The effect of relative humidity on the polarization Mueller matrix under the oil smoke environment

Abstract

For the variation of the polarized Mueller matrix of oil smoke particles under different relative humidity levels, the polarized single scattering characteristics of oil smoke particles are studied by using the Mie scattering theory, and the multiple scattering simulation is implemented with the Monte Carlo method. Variation in relative humidity is achieved by changing in mixing of the oil smoke and the water fog particles during the same dry particle filling time. Using the 36 sets of polarized Mueller matrices method, the Mueller matrix patterns of oil smoke were calculated for four conditions of 0%, 10%, 40%, and 95% relative humidity, respectively.

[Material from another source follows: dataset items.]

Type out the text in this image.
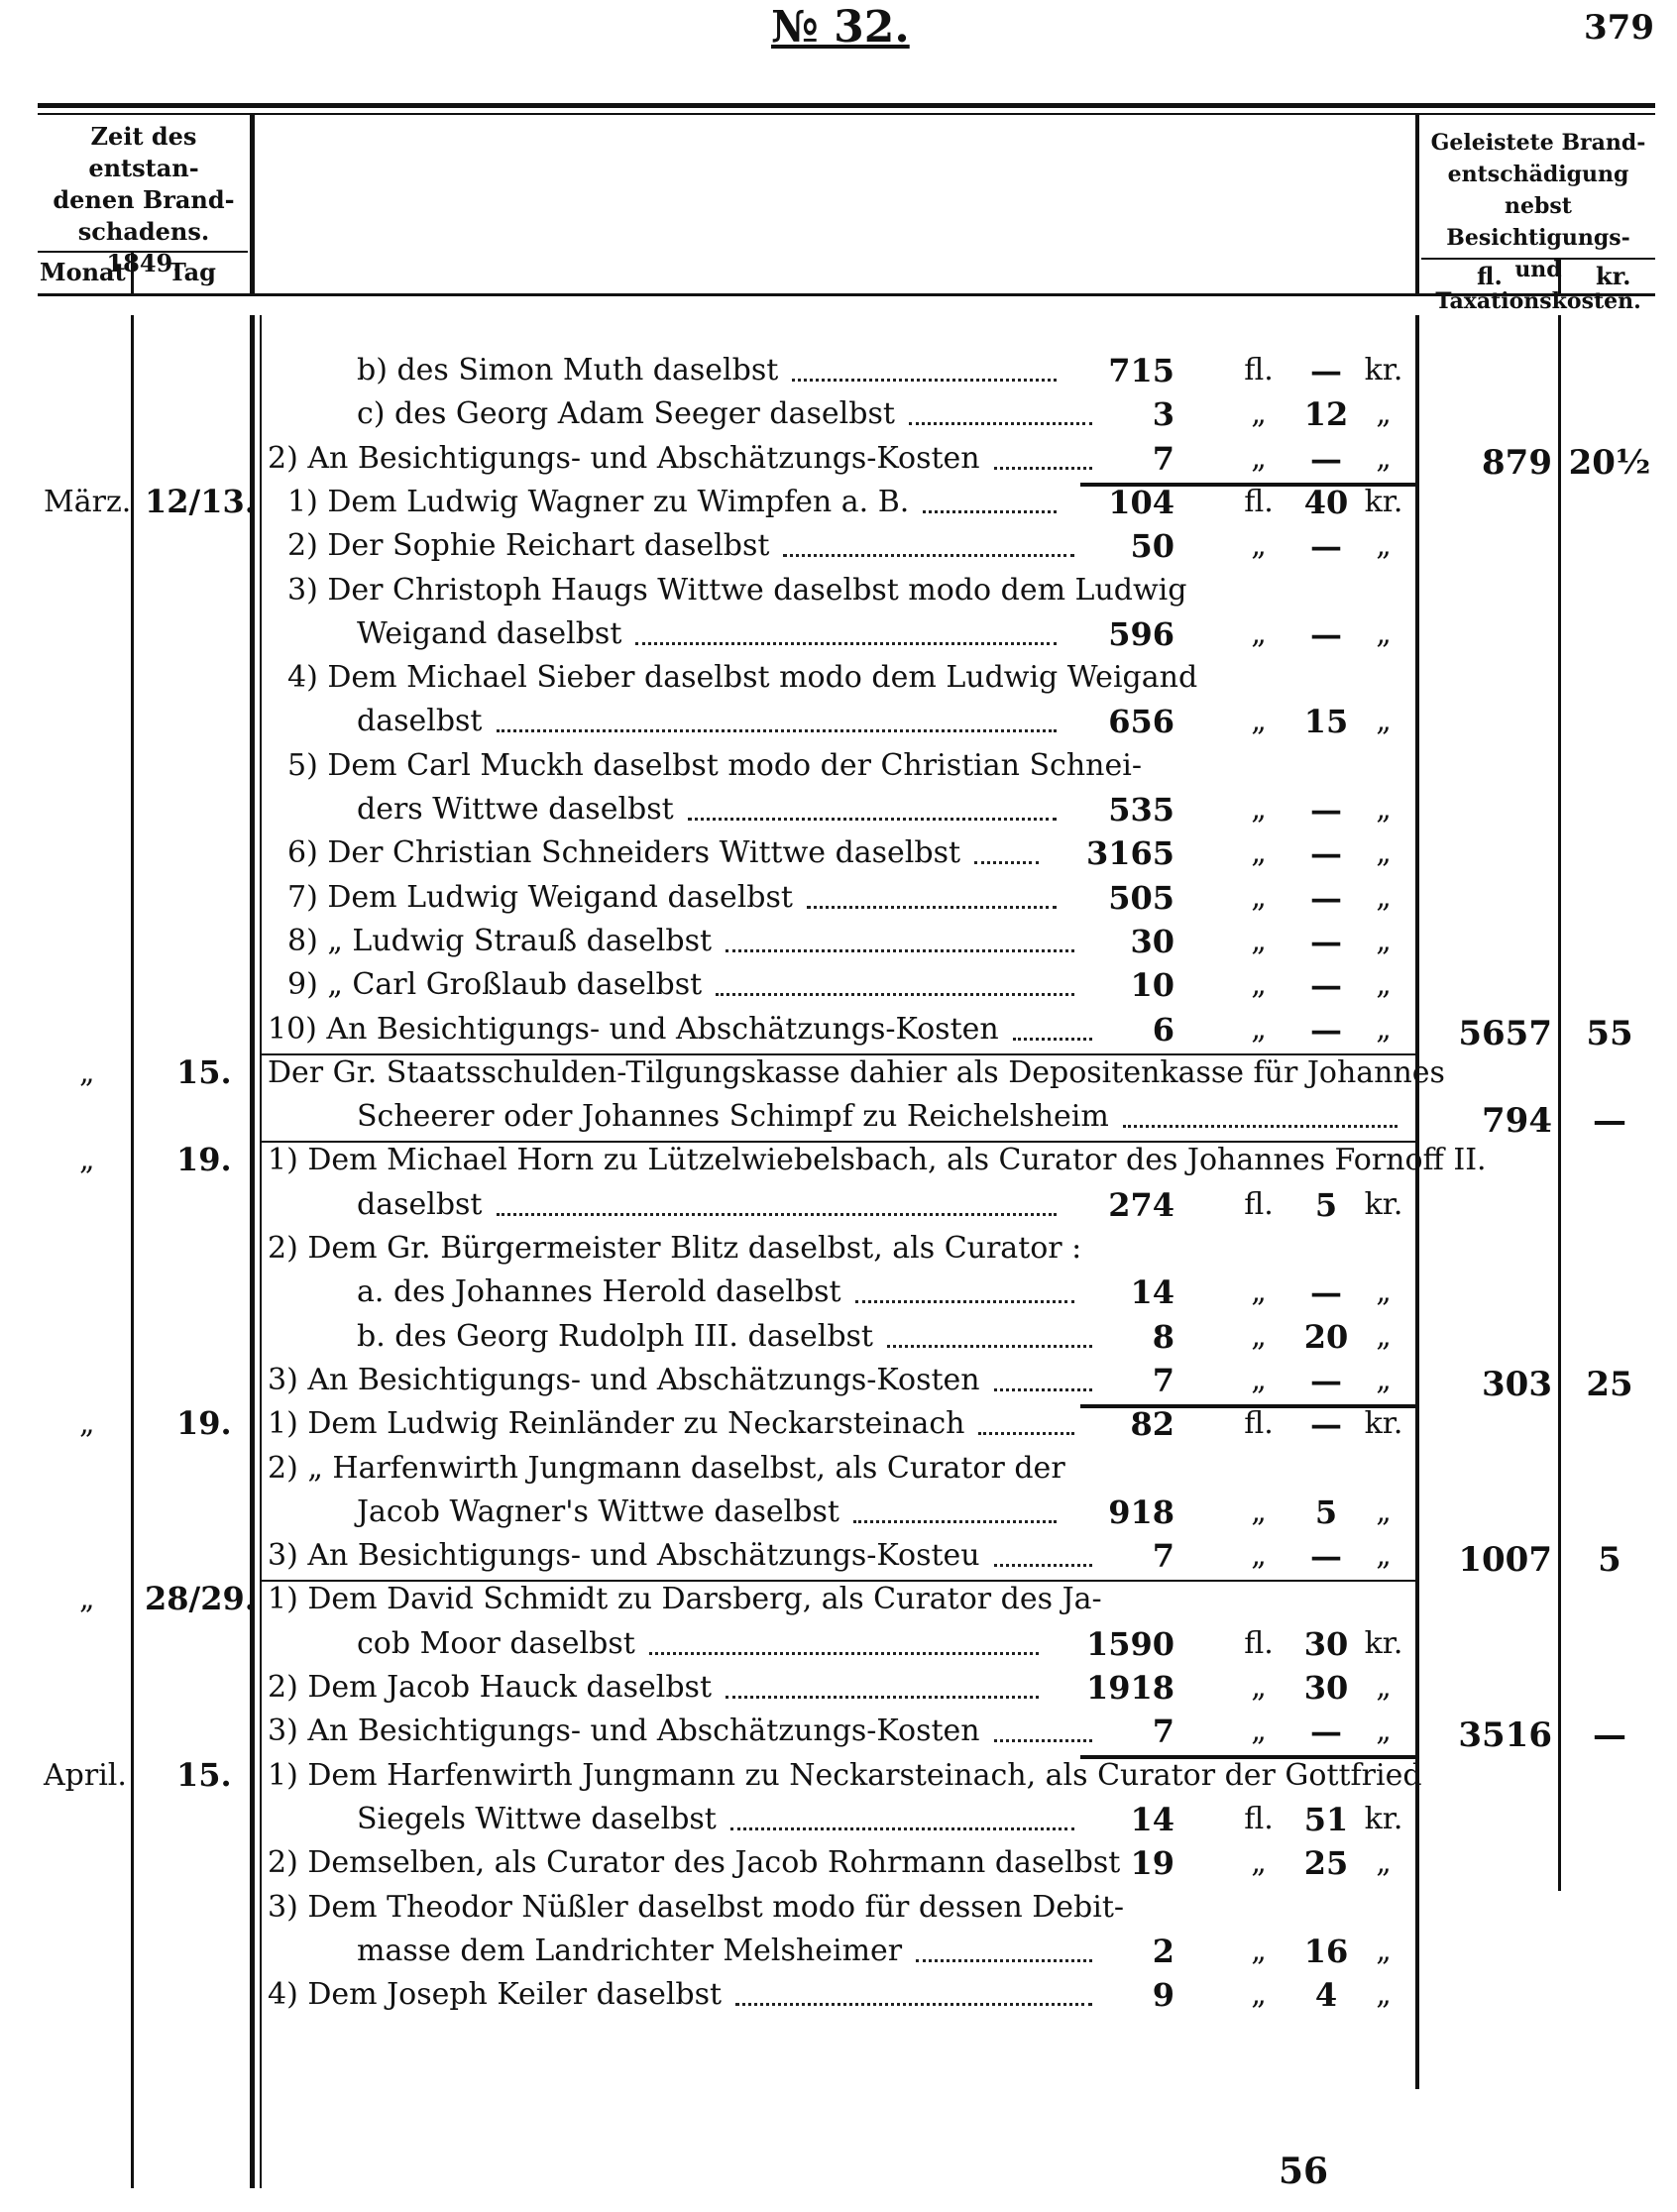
№ 32.	379
Zeit des entstan-
denen Brand-
schadens.
1849.
Monat Tag
Geleistete Brand-
entschädigung nebst
Besichtigungs- und
Taxationskosten.
fl.	kr.
b) des Simon Muth daselbst	715 fl.	— kr.
c) des Georg Adam Seeger daselbst	3	„	12 „
2) An Besichtigungs- und Abschätzungs-Kosten	7	„	—	„	879 20½
März. 12/13. 1) Dem Ludwig Wagner zu Wimpfen a. B.	104 fl. 40 kr.
2) Der Sophie Reichart daselbst	50	„	—	„
3) Der Christoph Haugs Wittwe daselbst modo dem Ludwig
Weigand daselbst	596	„	—	„
4) Dem Michael Sieber daselbst modo dem Ludwig Weigand
daselbst	656	„	15 „
5) Dem Carl Muckh daselbst modo der Christian Schnei-
ders Wittwe daselbst	535	„	—	„
6) Der Christian Schneiders Wittwe daselbst	3165	„	—	„
7) Dem Ludwig Weigand daselbst	505	„	—	„
8) „ Ludwig Strauß daselbst	30	„	—	„
9) „ Carl Großlaub daselbst	10	„	—	„
10) An Besichtigungs- und Abschätzungs-Kosten	6	„	—	„	5657	55
„	15. Der Gr. Staatsschulden-Tilgungskasse dahier als Depositenkasse für Johannes
Scheerer oder Johannes Schimpf zu Reichelsheim	794	—
„	19. 1) Dem Michael Horn zu Lützelwiebelsbach, als Curator des Johannes Fornoff II.
daselbst	274 fl.	5 kr.
2) Dem Gr. Bürgermeister Blitz daselbst, als Curator :
a. des Johannes Herold daselbst	14	„	—	„
b. des Georg Rudolph III. daselbst	8	„	20 „
3) An Besichtigungs- und Abschätzungs-Kosten	7	„	—	„	303	25
„	19. 1) Dem Ludwig Reinländer zu Neckarsteinach	82 fl.	— kr.
2) „ Harfenwirth Jungmann daselbst, als Curator der
Jacob Wagner's Wittwe daselbst	918	„	5	„
3) An Besichtigungs- und Abschätzungs-Kosteu	7	„	—	„	1007	5
„ 28/29. 1) Dem David Schmidt zu Darsberg, als Curator des Ja-
cob Moor daselbst	1590 fl. 30 kr.
2) Dem Jacob Hauck daselbst	1918	„	30 „
3) An Besichtigungs- und Abschätzungs-Kosten	7	„	—	„	3516	—
April. 15. 1) Dem Harfenwirth Jungmann zu Neckarsteinach, als Curator der Gottfried
Siegels Wittwe daselbst	14 fl. 51 kr.
2) Demselben, als Curator des Jacob Rohrmann daselbst 19	„	25 „
3) Dem Theodor Nüßler daselbst modo für dessen Debit-
masse dem Landrichter Melsheimer	2	„	16 „
4) Dem Joseph Keiler daselbst	9	„	4	„
56
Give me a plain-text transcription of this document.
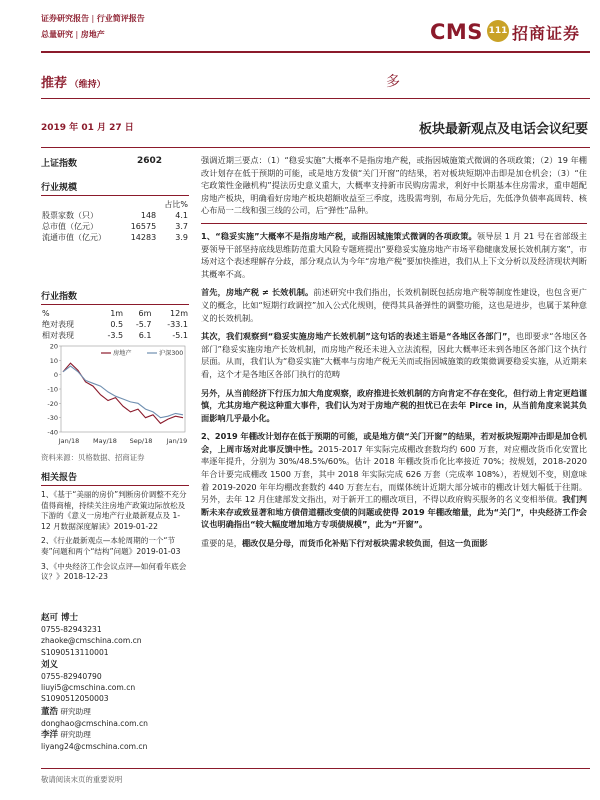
证券研究报告 | 行业简评报告
总量研究 | 房地产	CMS 111 招商证券
推荐 （维持）	多
2019 年 01 月 27 日	板块最新观点及电话会议纪要
上证指数	2602
行业规模
		占比%
股票家数（只）	148	4.1
总市值（亿元）	16575	3.7
流通市值（亿元）	14283	3.9
行业指数
%	1m	6m	12m
绝对表现	0.5	-5.7	-33.1
相对表现	-3.5	6.1	-5.1
20
10
0
-10
-20
-30
-40
Jan/18 May/18 Sep/18 Jan/19
房地产	沪深300
资料来源：贝格数据、招商证券
相关报告
1、《基于“美丽的房价”判断房价调整不充分值得商榷，持续关注房地产政策边际放松及下游的《意义一房地产行业最新观点及 1-12 月数据深度解读》2019-01-22
2、《行业最新观点—本轮周期的一个“节奏”问题和两个“结构”问题》2019-01-03
3、《中央经济工作会议点评—如何看年底会议？》2018-12-23
赵可 博士
0755-82943231
zhaoke@cmschina.com.cn
S1090513110001
刘义
0755-82940790
liuyi5@cmschina.com.cn
S1090512050003
董浩 研究助理
donghao@cmschina.com.cn
李洋 研究助理
liyang24@cmschina.com.cn

强调近期三要点：（1）“稳妥实施”大概率不是指房地产税，或指因城施策式微调的各项政策；（2）19 年棚改计划存在低于预期的可能，或是地方发债“关门开窗”的结果，若对板块短期冲击即是加仓机会；（3）“住宅政策性金融机构”提法历史意义重大，大概率支持新市民购房需求，利好中长期基本住房需求，重申超配房地产板块，明确看好房地产板块超额收益至三季度，选股需弯别，布局分先后，先低净负债率高周转、核心布局一二线和强三线的公司，后“弹性”品种。

1、“稳妥实施”大概率不是指房地产税，或指因城施策式微调的各项政策。领导层 1 月 21 号在省部级主要领导干部坚持底线思维防范重大风险专题班提出“要稳妥实施房地产市场平稳健康发展长效机制方案”，市场对这个表述理解存分歧，部分观点认为今年“房地产税”要加快推进，我们从上下文分析以及经济现状判断其概率不高。

首先，房地产税 ≠ 长效机制。前述研究中我们指出，长效机制既包括房地产税等制度性建设，也包含更广义的概念，比如“短期行政调控”加入公式化规则，使得其具备弹性的调整功能，这也是进步，也属于某种意义的长效机制。

其次，我们观察到“稳妥实施房地产长效机制”这句话的表述主语是“各地区各部门”，也即要求“各地区各部门”稳妥实施房地产长效机制，而房地产税还未进入立法流程，因此大概率还未到各地区各部门这个执行层面。从而，我们认为“稳妥实施”大概率与房地产税无关而或指因城施策的政策微调要稳妥实施，从近期来看，这个才是各地区各部门执行的范畴

另外，从当前经济下行压力加大角度观察，政府推进长效机制的方向肯定不存在变化，但行动上肯定更趋谨慎，尤其房地产税这种重大事件，我们认为对于房地产税的担忧已在去年 Pirce in，从当前角度来说其负面影响几乎最小化。

2、2019 年棚改计划存在低于预期的可能，或是地方债“关门开窗”的结果，若对板块短期冲击即是加仓机会，上周市场对此事反馈中性。2015-2017 年实际完成棚改套数均约 600 万套，对应棚改货币化安置比率逐年提升，分别为 30%/48.5%/60%。估计 2018 年棚改货币化比率接近 70%；按规划，2018-2020 年合计要完成棚改 1500 万套，其中 2018 年实际完成 626 万套（完成率 108%），若规划不变，则意味着 2019-2020 年年均棚改套数约 440 万套左右，而媒体统计近期大部分城市的棚改计划大幅低于往期。另外，去年 12 月住建部发文指出，对于新开工的棚改项目，不得以政府购买服务的名义变相举债。我们判断未来存或致显著和地方债借道棚改变债的问题或使得 2019 年棚改缩量，此为“关门”，中央经济工作会议也明确指出“较大幅度增加地方专项债规模”，此为“开窗”。

重要的是，棚改仅是分母，而货币化补贴下行对板块需求较负面，但这一负面影

敬请阅读末页的重要说明
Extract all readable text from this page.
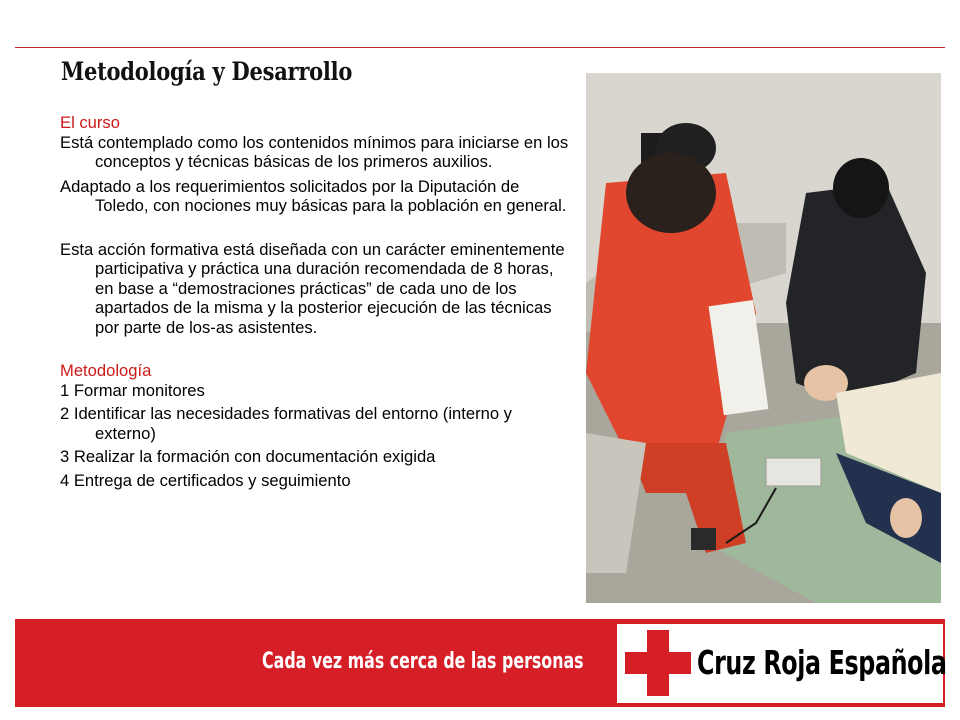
Metodología y Desarrollo
El curso
Está contemplado como los contenidos mínimos para iniciarse en los conceptos y técnicas básicas de los primeros auxilios.
Adaptado a los requerimientos solicitados por la Diputación de Toledo, con nociones muy básicas para la población en general.
Esta acción formativa está diseñada con un carácter eminentemente participativa y práctica una duración recomendada de 8 horas, en base a “demostraciones prácticas” de cada uno de los apartados de la misma y la posterior ejecución de las técnicas por parte de los-as asistentes.
Metodología
1 Formar monitores
2 Identificar las necesidades formativas del entorno (interno y externo)
3 Realizar la formación con documentación exigida
4 Entrega de certificados y seguimiento
Cada vez más cerca de las personas	Cruz Roja Española
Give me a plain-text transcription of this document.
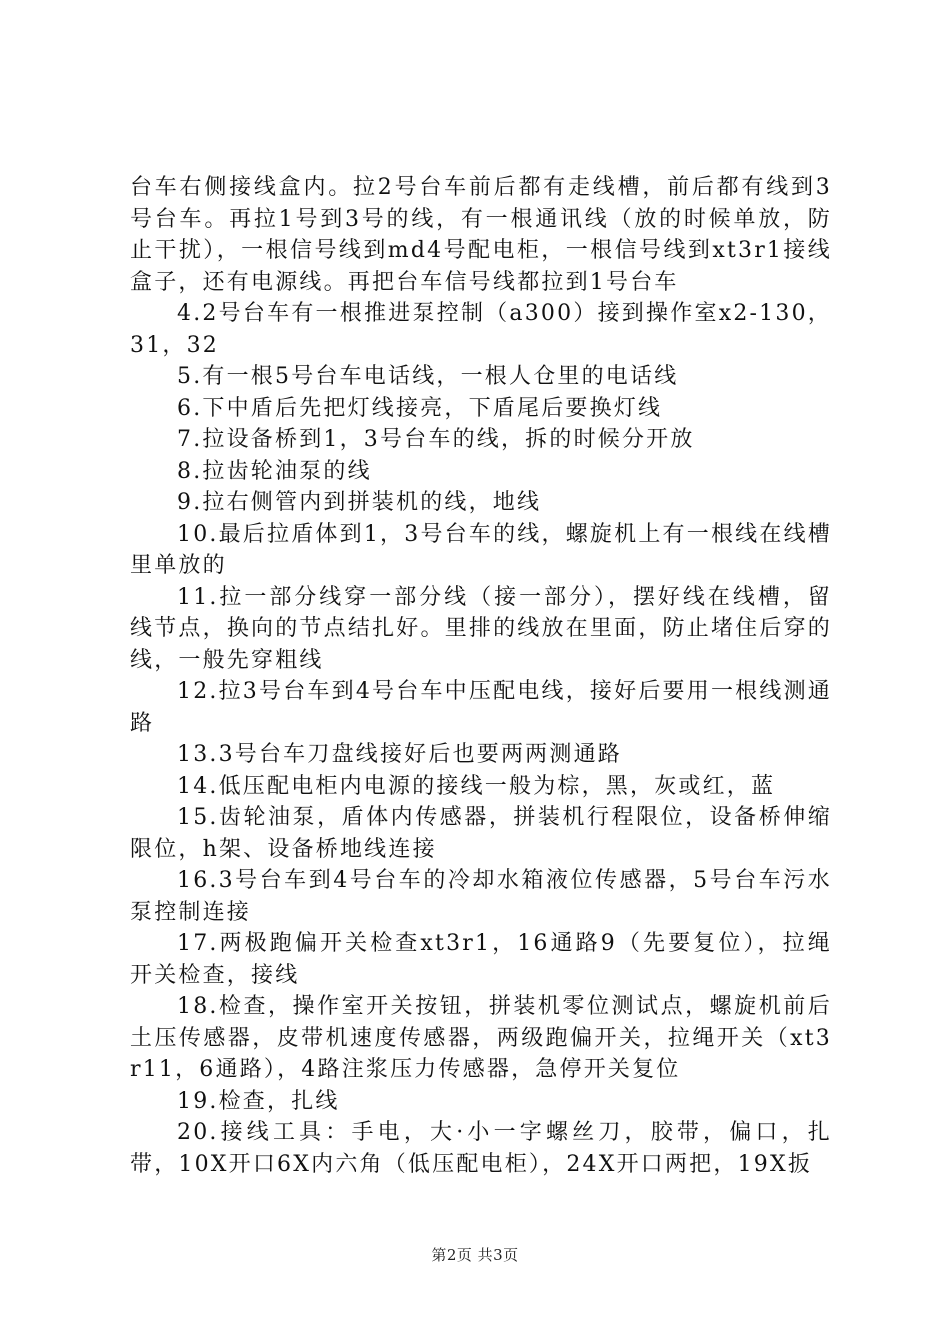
台车右侧接线盒内。拉2号台车前后都有走线槽，前后都有线到3号台车。再拉1号到3号的线，有一根通讯线（放的时候单放，防止干扰），一根信号线到md4号配电柜，一根信号线到xt3r1接线盒子，还有电源线。再把台车信号线都拉到1号台车

4.2号台车有一根推进泵控制（a300）接到操作室x2-130，31，32

5.有一根5号台车电话线，一根人仓里的电话线

6.下中盾后先把灯线接亮，下盾尾后要换灯线

7.拉设备桥到1，3号台车的线，拆的时候分开放

8.拉齿轮油泵的线

9.拉右侧管内到拼装机的线，地线

10.最后拉盾体到1，3号台车的线，螺旋机上有一根线在线槽里单放的

11.拉一部分线穿一部分线（接一部分），摆好线在线槽，留线节点，换向的节点结扎好。里排的线放在里面，防止堵住后穿的线，一般先穿粗线

12.拉3号台车到4号台车中压配电线，接好后要用一根线测通路

13.3号台车刀盘线接好后也要两两测通路

14.低压配电柜内电源的接线一般为棕，黑，灰或红，蓝

15.齿轮油泵，盾体内传感器，拼装机行程限位，设备桥伸缩限位，h架、设备桥地线连接

16.3号台车到4号台车的冷却水箱液位传感器，5号台车污水泵控制连接

17.两极跑偏开关检查xt3r1，16通路9（先要复位），拉绳开关检查，接线

18.检查，操作室开关按钮，拼装机零位测试点，螺旋机前后土压传感器，皮带机速度传感器，两级跑偏开关，拉绳开关（xt3r11，6通路），4路注浆压力传感器，急停开关复位

19.检查，扎线

20.接线工具：手电，大·小一字螺丝刀，胶带，偏口，扎带，10X开口6X内六角（低压配电柜），24X开口两把，19X扳

第2页 共3页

We can verify the simulation’s correctness from the simulation and the experimental results. Specifically, as the relative humidity increases, the size of the Mueller matrix pattern increases, and the patterns of m22, m33, and m44 related to the depolarization characteristic change significantly. Furthermore, the scattering depolarization coefficients of the Mueller matrix polar decomposition increase with the increasing relative humidity, with the ability of depolarization being continuously enhanced. This method determines differences in relative humidity using intuitive measurements of stabilized scattering patterns, which can present a theoretical basis for the impact of environmental variation on polarization detection.